The Irish Sporting Nation
Written by therock67
Friday, 22 September 2006
How many times have we heard Ireland described as a great sporting nation? We love to talk about ourselves as great sports people. Indeed sometimes we are heard to comment on how remarkable it is that a country our size can have so much success in sport. The reality, unfortunately, is very different. Our global successes pale into insignificance beside most countries of equal size. At best we are a nation of eager sports enthusiasts: supporters and aficionados but average competitors. At worst we are a nation of gombeen men: swallowing the hype about our greatness, while we all don leprauchan hats and head overseas to support our miserable teams.
One of the huge difficulties in assessing our appetite for, and competence at, sport is the popularity of gaelic games in this country. It is inevitable that many of our most talented sportspeople will be involved in gaelic football or hurling, where comparisons with international standards are either difficult or impossible. It is natural that our success in international sporting fields will be diminished when a high percentage of our elite athletes are competing in a sport without a true international dimension. This is one of the areas where Irish sport is unique, and it is one element of Irish sport that we can be rightly proud of.
Internationally we have undoubtedly had some great sporting successes over the years. Stephen Roche winning the Tour de France, the Giro d’Italia and the World Championships in 1987 stands out as a remarkable individual achievement. Our jockeys at national hunt and flat racing are top class, as our are trainers. Olympic medals won by Carruth, Delaney, O Connor and Smyth were extraordinary individual feats - a little too extraordinary in a couple of cases. Our soccer team have certainly raised the bar in the past twenty years, from a team of decent individuals and occassional results to relatively consistent performers on the international stage.
We have produced some truly world class rugby players over the years: whatever one thinks of Brian O Driscoll he is an outstanding talent. We have had some excellent golf players over the years, though we are without a major win in the last fifty years. On the athletics track John Treacey, Eamon Coughlan and Sonia O Sullivan (along with the aforementioned Delaney) have been worthy competitors. We are lead to believe that our current crop of rowers are in the top bracket. Steve Collins, Barry McGuigan, Wayne McCullough are all world title holders. There are obviously other athletes in more obscure sports who excel in their respective fields, though none are competing in the more global sports. Does this represent a nation punching above its weight or should we not be expecting a few individuals in a few sports to excel from time to time, by virtue of the law of averages if nothing else.

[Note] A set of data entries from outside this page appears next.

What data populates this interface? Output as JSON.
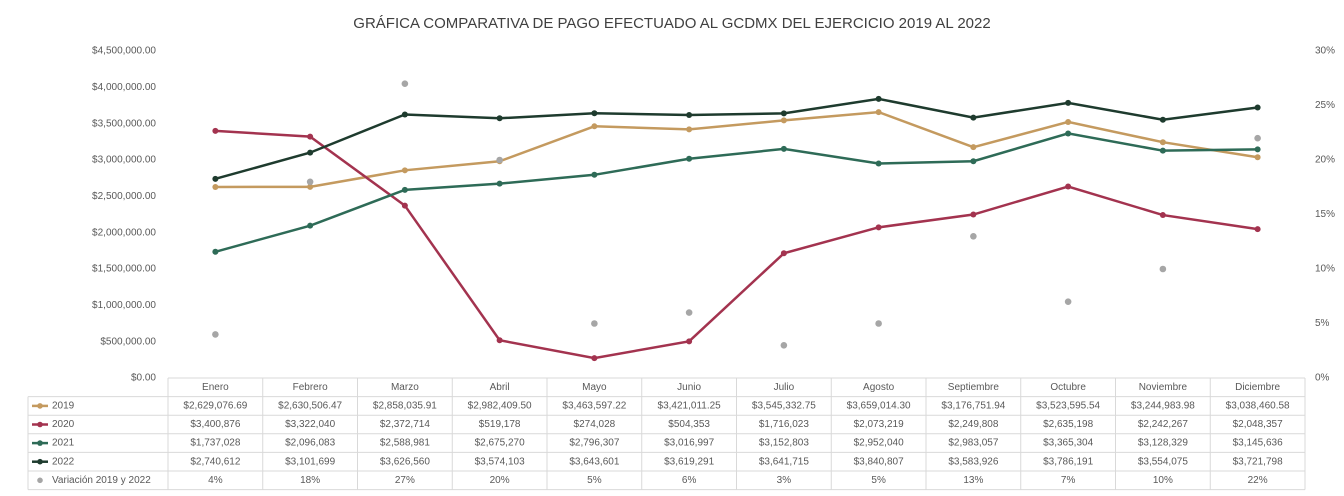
{
  "chart_data": {
    "type": "line",
    "title": "GRÁFICA COMPARATIVA DE PAGO EFECTUADO AL GCDMX DEL EJERCICIO 2019 AL 2022",
    "categories": [
      "Enero",
      "Febrero",
      "Marzo",
      "Abril",
      "Mayo",
      "Junio",
      "Julio",
      "Agosto",
      "Septiembre",
      "Octubre",
      "Noviembre",
      "Diciembre"
    ],
    "ylim": [
      0,
      4500000
    ],
    "yticks": [
      {
        "value": 0,
        "label": "$0.00"
      },
      {
        "value": 500000,
        "label": "$500,000.00"
      },
      {
        "value": 1000000,
        "label": "$1,000,000.00"
      },
      {
        "value": 1500000,
        "label": "$1,500,000.00"
      },
      {
        "value": 2000000,
        "label": "$2,000,000.00"
      },
      {
        "value": 2500000,
        "label": "$2,500,000.00"
      },
      {
        "value": 3000000,
        "label": "$3,000,000.00"
      },
      {
        "value": 3500000,
        "label": "$3,500,000.00"
      },
      {
        "value": 4000000,
        "label": "$4,000,000.00"
      },
      {
        "value": 4500000,
        "label": "$4,500,000.00"
      }
    ],
    "y2lim": [
      0,
      30
    ],
    "y2ticks": [
      {
        "value": 0,
        "label": "0%"
      },
      {
        "value": 5,
        "label": "5%"
      },
      {
        "value": 10,
        "label": "10%"
      },
      {
        "value": 15,
        "label": "15%"
      },
      {
        "value": 20,
        "label": "20%"
      },
      {
        "value": 25,
        "label": "25%"
      },
      {
        "value": 30,
        "label": "30%"
      }
    ],
    "data_table": true,
    "series": [
      {
        "name": "2019",
        "color": "#c49a5f",
        "values": [
          2629076.69,
          2630506.47,
          2858035.91,
          2982409.5,
          3463597.22,
          3421011.25,
          3545332.75,
          3659014.3,
          3176751.94,
          3523595.54,
          3244983.98,
          3038460.58
        ],
        "value_labels": [
          "$2,629,076.69",
          "$2,630,506.47",
          "$2,858,035.91",
          "$2,982,409.50",
          "$3,463,597.22",
          "$3,421,011.25",
          "$3,545,332.75",
          "$3,659,014.30",
          "$3,176,751.94",
          "$3,523,595.54",
          "$3,244,983.98",
          "$3,038,460.58"
        ]
      },
      {
        "name": "2020",
        "color": "#a3334f",
        "values": [
          3400876,
          3322040,
          2372714,
          519178,
          274028,
          504353,
          1716023,
          2073219,
          2249808,
          2635198,
          2242267,
          2048357
        ],
        "value_labels": [
          "$3,400,876",
          "$3,322,040",
          "$2,372,714",
          "$519,178",
          "$274,028",
          "$504,353",
          "$1,716,023",
          "$2,073,219",
          "$2,249,808",
          "$2,635,198",
          "$2,242,267",
          "$2,048,357"
        ]
      },
      {
        "name": "2021",
        "color": "#2e6b57",
        "values": [
          1737028,
          2096083,
          2588981,
          2675270,
          2796307,
          3016997,
          3152803,
          2952040,
          2983057,
          3365304,
          3128329,
          3145636
        ],
        "value_labels": [
          "$1,737,028",
          "$2,096,083",
          "$2,588,981",
          "$2,675,270",
          "$2,796,307",
          "$3,016,997",
          "$3,152,803",
          "$2,952,040",
          "$2,983,057",
          "$3,365,304",
          "$3,128,329",
          "$3,145,636"
        ]
      },
      {
        "name": "2022",
        "color": "#1e3b2e",
        "values": [
          2740612,
          3101699,
          3626560,
          3574103,
          3643601,
          3619291,
          3641715,
          3840807,
          3583926,
          3786191,
          3554075,
          3721798
        ],
        "value_labels": [
          "$2,740,612",
          "$3,101,699",
          "$3,626,560",
          "$3,574,103",
          "$3,643,601",
          "$3,619,291",
          "$3,641,715",
          "$3,840,807",
          "$3,583,926",
          "$3,786,191",
          "$3,554,075",
          "$3,721,798"
        ]
      },
      {
        "name": "Variación 2019 y 2022",
        "color": "#a6a6a6",
        "axis": "y2",
        "markers_only": true,
        "values": [
          4,
          18,
          27,
          20,
          5,
          6,
          3,
          5,
          13,
          7,
          10,
          22
        ],
        "value_labels": [
          "4%",
          "18%",
          "27%",
          "20%",
          "5%",
          "6%",
          "3%",
          "5%",
          "13%",
          "7%",
          "10%",
          "22%"
        ]
      }
    ]
  }
}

However a closer examination of some of these achievements removes some of the gloss. Cian O Connor’s gold medal has been stripped. Michelle Smyth’s successes at Atlanta have been wiped from the memory (though oddly both Jimmy Magee and Cathal Dervan seem determined to cling onto the notion that she is a misunderstood national hero). Of the nine gold medals awarded to Irish athletes at Summer Olympics (admittedly this figure is distorted by the 26 county/6 county split in some spots), one was stripped for a doping offence and three more are severely tarnished by a subsequent drugs ban. That leaves us with five blemish-free gold medals. More controversially the successes of Stephen Roche is not as crystal clean as one might hope. Roche was implicated in the trial of Dr Giovanni Grazzi (a doctor in the Carrera team), whom it was claimed administered EPO to the riders. Although the judge stated that “One cannot but arrive at the conclusion that Dr Grazzi was effectively involved in the direct dispensing of EPO,” too much time has passed for Roche or the team officials to be tried under Italian law. While the horse racing industry in Ireland has many extremely talented individuals such as Tony McCoy, Ruby Walsh, Kieran Fallon and Aidan O’Brien it is just that: an industry. Much of our success is built on multi-millionaire owners benefiting from tax exemptions to fund their operations.
Our current world class performers are very thin on the ground. This is not to lay the blame with our sportspeople, rather it calls into question our right to consider ourselves a major player in international sport. We don’t really have any medal contenders jumpting out at us for the next Summer Olympics. Our soccer team is enjoying a break from expectation as we are told they are “building for the future.” Our rugby team is knocking on the door of the top level and threatening to become major players. The suspicions is that this is nothing more thatn a threat however and in time we will regress to also-rans in the six nations and world cup. Certainly we are unlikely to improve over the long-term when our player base is so small and the IRFU are doing precious little to move the game outside its current comfort zone. The over-reliance on a school structure, rather than clubs or parishes, coupled with the greedy ticket pricing for the Croke Park internationals should serve to keep the working classes away from the game in the Dublin area anyway.